I-Corps is an NSF initiative to assess the readiness of emerging technology concepts for transitioning into valuable new products through a public-private partnership.
Myers, the creator of the Animal Diversity Web and principal investigator for the I-Corps grant, and Dewey, research program officer for ADW and entrepreneurial lead for the grant, received $50,000 from NSF to pursue the commercial potential of the website and affiliated education projects. Their goal is to become a non-profit that generates enough funding through ADW to sustain the website and associated projects into the future. A number of previous and current NSF grants, aimed at addressing needs in STEM (science, technology, engineering and mathematics) education at K-20 levels, have supported ADW since its inception in 1995.
Following a rigorous series of phone calls with NSF to assess their suitability for the program, Myers and Dewey were invited to submit a proposal and attend a training program in Washington, D.C. in April 2013. In collaboration with the National Collegiate Inventors and Innovators Alliance, NSF offers the opportunity to participate in a special, accelerated version of Stanford University's Lean LaunchPad course.
They were partnered with Jeremy Mulder through the U-M Center for Entrepreneurship as grant mentor. Coincidentally, Mulder was an undergraduate student in one of Myers’ classes in 1996 at U-M and he contributed a species account in the fledgling days of ADW. Mulder is a patent attorney with extensive startup experience.
Myers described the workshop, which was taught mainly by deans and directors from business schools in the D.C. area, as intense. Called a bootcamp, it is designed to get participants out of their comfort zones and into the often rough and tumble business world.
“What they’re trying to do in a short period is cause a cultural change,” he said. “Their mantra is get out of the building.” Myers, Dewey, and Mulder talked to people at the University of Maryland, Howard University, The Smithsonian Institution and the Encyclopedia of Life about their needs and ADW’s plans.
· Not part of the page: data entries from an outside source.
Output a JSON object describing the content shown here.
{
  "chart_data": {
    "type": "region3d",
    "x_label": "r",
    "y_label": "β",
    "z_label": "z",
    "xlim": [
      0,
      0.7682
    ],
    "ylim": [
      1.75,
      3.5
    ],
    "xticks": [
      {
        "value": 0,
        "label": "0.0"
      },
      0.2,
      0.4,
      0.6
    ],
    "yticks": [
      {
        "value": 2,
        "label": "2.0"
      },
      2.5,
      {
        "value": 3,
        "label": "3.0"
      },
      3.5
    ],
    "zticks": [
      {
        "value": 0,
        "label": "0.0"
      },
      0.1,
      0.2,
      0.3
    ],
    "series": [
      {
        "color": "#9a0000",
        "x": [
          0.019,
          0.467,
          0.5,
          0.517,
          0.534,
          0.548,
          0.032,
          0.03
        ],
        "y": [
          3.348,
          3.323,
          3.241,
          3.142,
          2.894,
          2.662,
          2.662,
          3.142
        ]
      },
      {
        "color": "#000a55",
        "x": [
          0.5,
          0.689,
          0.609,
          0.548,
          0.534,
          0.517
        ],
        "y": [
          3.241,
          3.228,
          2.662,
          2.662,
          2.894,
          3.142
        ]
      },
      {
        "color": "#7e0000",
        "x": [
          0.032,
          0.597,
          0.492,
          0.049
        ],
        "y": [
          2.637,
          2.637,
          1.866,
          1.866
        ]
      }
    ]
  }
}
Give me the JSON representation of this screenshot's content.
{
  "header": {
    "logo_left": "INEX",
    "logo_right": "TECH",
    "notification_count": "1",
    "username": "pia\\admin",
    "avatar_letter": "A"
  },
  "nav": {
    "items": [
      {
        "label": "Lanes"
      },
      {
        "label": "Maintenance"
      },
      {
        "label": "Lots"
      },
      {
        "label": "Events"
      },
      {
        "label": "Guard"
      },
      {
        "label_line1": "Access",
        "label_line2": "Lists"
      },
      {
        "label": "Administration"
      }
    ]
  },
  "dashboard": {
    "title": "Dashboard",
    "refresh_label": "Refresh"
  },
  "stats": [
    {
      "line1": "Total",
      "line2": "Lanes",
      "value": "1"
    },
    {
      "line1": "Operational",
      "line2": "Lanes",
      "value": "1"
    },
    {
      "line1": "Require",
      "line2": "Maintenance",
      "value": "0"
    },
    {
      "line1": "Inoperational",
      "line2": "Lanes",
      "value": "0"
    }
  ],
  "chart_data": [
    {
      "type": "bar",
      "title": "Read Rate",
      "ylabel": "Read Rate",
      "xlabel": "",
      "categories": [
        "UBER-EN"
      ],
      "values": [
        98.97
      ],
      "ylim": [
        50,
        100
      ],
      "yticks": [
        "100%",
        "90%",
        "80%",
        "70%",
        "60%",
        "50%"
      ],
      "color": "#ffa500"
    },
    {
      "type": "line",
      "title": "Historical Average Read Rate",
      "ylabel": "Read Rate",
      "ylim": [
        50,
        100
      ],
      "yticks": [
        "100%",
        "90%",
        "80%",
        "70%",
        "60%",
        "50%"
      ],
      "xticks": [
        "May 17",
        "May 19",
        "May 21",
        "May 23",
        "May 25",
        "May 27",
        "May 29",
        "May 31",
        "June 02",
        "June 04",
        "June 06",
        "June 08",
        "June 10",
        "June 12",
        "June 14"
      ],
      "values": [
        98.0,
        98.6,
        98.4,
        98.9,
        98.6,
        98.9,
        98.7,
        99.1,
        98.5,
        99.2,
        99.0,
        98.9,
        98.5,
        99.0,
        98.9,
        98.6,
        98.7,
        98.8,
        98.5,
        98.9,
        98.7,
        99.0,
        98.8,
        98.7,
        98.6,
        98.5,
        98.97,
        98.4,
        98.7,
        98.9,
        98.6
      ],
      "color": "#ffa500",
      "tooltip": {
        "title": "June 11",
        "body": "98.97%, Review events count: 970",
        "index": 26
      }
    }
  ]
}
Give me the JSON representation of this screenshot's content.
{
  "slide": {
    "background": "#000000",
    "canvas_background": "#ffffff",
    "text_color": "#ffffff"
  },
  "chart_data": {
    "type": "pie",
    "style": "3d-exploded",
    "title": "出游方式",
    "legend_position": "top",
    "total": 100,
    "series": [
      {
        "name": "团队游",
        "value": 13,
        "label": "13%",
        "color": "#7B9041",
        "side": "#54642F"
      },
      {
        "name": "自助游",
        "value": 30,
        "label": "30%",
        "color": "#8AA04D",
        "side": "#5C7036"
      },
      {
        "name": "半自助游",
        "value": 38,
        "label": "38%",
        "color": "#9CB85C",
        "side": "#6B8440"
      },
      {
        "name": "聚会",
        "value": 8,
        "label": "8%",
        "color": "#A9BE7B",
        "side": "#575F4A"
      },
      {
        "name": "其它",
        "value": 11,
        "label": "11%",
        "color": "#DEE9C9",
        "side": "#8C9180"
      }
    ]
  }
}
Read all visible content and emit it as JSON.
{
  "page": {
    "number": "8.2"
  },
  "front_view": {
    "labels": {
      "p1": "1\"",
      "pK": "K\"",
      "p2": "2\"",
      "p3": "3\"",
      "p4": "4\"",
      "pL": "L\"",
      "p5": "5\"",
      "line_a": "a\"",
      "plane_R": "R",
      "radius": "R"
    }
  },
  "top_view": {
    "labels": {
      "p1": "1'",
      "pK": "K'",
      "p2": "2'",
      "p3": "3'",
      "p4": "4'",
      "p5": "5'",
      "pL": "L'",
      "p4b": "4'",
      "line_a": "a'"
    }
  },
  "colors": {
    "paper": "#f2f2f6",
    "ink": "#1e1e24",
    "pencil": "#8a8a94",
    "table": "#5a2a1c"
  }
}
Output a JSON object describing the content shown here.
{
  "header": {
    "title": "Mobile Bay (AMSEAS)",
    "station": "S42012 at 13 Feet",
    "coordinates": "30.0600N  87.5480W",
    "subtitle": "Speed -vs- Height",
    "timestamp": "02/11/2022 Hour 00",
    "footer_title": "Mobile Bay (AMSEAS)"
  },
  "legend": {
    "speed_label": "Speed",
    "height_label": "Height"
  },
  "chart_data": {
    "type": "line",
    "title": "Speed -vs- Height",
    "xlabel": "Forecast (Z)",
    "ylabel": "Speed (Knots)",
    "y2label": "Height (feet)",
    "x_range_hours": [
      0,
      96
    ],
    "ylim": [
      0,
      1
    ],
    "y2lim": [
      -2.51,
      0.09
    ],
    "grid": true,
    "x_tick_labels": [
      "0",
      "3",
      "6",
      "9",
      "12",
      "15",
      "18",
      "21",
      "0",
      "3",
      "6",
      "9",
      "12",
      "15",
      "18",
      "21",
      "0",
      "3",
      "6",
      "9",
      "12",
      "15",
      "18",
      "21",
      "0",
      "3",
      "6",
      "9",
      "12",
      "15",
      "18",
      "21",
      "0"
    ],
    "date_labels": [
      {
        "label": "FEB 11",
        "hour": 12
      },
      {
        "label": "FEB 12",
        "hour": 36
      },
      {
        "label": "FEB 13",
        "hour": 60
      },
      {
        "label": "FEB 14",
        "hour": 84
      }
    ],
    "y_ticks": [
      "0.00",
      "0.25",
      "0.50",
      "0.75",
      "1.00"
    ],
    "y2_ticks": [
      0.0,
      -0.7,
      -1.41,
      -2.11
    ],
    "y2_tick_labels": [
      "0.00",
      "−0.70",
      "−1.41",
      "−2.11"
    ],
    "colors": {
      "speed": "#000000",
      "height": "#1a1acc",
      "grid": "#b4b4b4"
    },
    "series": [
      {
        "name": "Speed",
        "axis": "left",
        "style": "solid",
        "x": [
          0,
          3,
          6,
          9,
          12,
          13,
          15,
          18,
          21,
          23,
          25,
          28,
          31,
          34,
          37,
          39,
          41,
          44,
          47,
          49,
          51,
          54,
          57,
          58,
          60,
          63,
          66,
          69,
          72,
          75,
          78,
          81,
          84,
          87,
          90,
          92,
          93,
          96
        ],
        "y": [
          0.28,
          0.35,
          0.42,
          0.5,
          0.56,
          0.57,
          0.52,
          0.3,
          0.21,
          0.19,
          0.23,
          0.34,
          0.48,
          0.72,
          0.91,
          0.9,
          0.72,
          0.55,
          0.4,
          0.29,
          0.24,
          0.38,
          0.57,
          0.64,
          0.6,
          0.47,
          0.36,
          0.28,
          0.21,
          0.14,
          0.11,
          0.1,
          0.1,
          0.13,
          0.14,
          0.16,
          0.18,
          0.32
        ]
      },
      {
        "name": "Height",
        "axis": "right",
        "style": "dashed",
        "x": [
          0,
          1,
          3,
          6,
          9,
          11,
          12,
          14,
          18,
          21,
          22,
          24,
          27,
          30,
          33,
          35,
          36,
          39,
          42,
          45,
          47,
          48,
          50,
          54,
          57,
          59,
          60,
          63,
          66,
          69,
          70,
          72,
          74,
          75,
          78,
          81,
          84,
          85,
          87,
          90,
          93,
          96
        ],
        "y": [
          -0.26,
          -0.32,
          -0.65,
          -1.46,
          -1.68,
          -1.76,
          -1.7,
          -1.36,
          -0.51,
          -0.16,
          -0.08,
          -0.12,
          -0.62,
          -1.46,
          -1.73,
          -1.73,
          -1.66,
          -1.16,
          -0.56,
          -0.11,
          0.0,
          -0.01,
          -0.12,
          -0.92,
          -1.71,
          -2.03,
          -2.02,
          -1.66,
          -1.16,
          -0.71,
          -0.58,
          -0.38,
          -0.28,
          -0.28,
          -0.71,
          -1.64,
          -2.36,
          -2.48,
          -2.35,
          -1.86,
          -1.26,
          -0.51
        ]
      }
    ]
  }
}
“The 2011 report, Vision and Change in Undergraduate Biology Education, sponsored by the NSF, the American Association for the Advancement of Science, and the Howard Hughes Medical Institute, calls for transforming undergraduate biology education to include more opportunities for students to work actively with real data to ask and answer questions,” according to the project summary. “ADW is ideally positioned to move data driven inquiry into classrooms because it has critical resources to support these endeavors and because it has demonstrated substantial success in improving science education in both K-12 and undergraduate audiences. We propose commercializing aspects of this project derived from the database and making them available to K-12 teachers, college instructors, and research investigators. We believe that doing so will allow us to expand and continue this project, making it an even more integral part of science education at all levels in the future.”
Most recently, the research team (especially Dewey) has been engrossed in talking to potential customers about their needs, challenges, and how ADW can fit into that landscape. They’ve conducted at least 100 interviews in the last month with much positive feedback and are now drafting a business plan that they learned about during the Lean LaunchPad course.
“We offer a unique resource and it’s clear that we have a lot of respect. People see us as very valuable,” said Dewey, who had ADW’s name recognition in her corner when she was making calls.
The plan is not to put a pay wall between ADW and their current audience, but the Animal Diversity Web could add some value added services, perhaps through a nominal membership fee or by selling customized educational materials.
“It looks like there are some opportunities there for us,” said Myers. “We’re a long way from generating revenue, but the potential is there.” Myers said.